The remaining two modes are tweaked versions of the traditional free-for-all. Though Evolved mode is structurally the same as the original, the addition of geoms changes the strategy of battle. You'll have to constantly circle back on enemies that you've destroyed if you want to extend your multiplier, which makes the risk/reward dynamic all the more satisfying. Deadline limits the carnage to just three minutes, which makes collecting geoms your number-one priority. Both of these modes should satisfy Evolved veterans looking for more traditional shooting action.
Retro Evolved 2's visuals are definitely a step up from those in the first game. The screen is bursting with even more colors now, and every explosion fills half the screen with gorgeous lights. The enemies are much more distinct, too, and their brighter colors make it easier to identify them and work out a contingency plan.

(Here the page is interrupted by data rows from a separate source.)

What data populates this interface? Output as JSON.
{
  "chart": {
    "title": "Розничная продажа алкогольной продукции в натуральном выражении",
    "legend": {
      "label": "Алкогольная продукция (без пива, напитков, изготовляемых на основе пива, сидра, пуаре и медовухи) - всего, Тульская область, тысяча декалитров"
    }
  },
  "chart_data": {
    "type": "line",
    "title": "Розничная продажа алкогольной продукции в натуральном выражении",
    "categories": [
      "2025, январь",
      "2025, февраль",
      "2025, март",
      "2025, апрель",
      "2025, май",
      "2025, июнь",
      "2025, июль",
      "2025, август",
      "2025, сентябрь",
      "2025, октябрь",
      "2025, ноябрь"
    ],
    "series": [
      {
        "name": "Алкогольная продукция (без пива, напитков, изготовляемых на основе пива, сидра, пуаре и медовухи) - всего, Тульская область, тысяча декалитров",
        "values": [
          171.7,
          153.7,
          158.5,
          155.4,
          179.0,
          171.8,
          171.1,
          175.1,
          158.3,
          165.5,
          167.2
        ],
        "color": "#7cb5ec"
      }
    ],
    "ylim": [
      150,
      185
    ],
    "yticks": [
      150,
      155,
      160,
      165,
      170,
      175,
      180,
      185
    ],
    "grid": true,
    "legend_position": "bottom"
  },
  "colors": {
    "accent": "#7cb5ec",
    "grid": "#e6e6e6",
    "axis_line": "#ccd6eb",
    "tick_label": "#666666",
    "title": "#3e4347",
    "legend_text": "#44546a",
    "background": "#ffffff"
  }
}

The sound is also much improved from the original. Every mode has its own music track, which gives each the tone that it needs. Pacifist offers a much more subdued feel, whereas Waves is just bursting with chaos. The explosions are extremely sharp and punctuate the music with bursts of energy.
The multiplayer mode takes the whole experience to another level of crazy fun. You can quadruple your firepower with cooperative mode, though it doesn't make the game any easier because keeping track of everything onscreen adds another layer of depth in an already frantic game. Copilot is utterly ridiculous: In this mode, one player steers while another shoots, so you place your fate in your friend's hands. Competitive mode is even tastier. Fighting for geoms while trying to stay alive longer than your friends is a teeth-baring treat that should keep you coming back for more. There are even scattered power-ups here that upgrade your weapon, freeze your friends, or turn you into a geom magnet, among other things. It's a shame that this mode is offline only, but it serves to make an already great game almost impossible to put down.
Retro Evolved 2 is a shockingly good sequel. The only problem is the lack of an online multiplayer mode. Everything else on display here is a drastic improvement over the original. Every new mode is extremely fun to play and requires a totally different play style to master. The geoms put upgrading fully in your hands; you have to decide if you want to risk your life for a couple of green gems or if you want to focus on staying alive. Even little tweaks--such as including your closest friend's highest score in the upper right corner of your screen to constantly give you a new goal to strive for--raise the addiction level. At only 800 MS points ($10), this is not only a great value but also one of the best games on XBLA.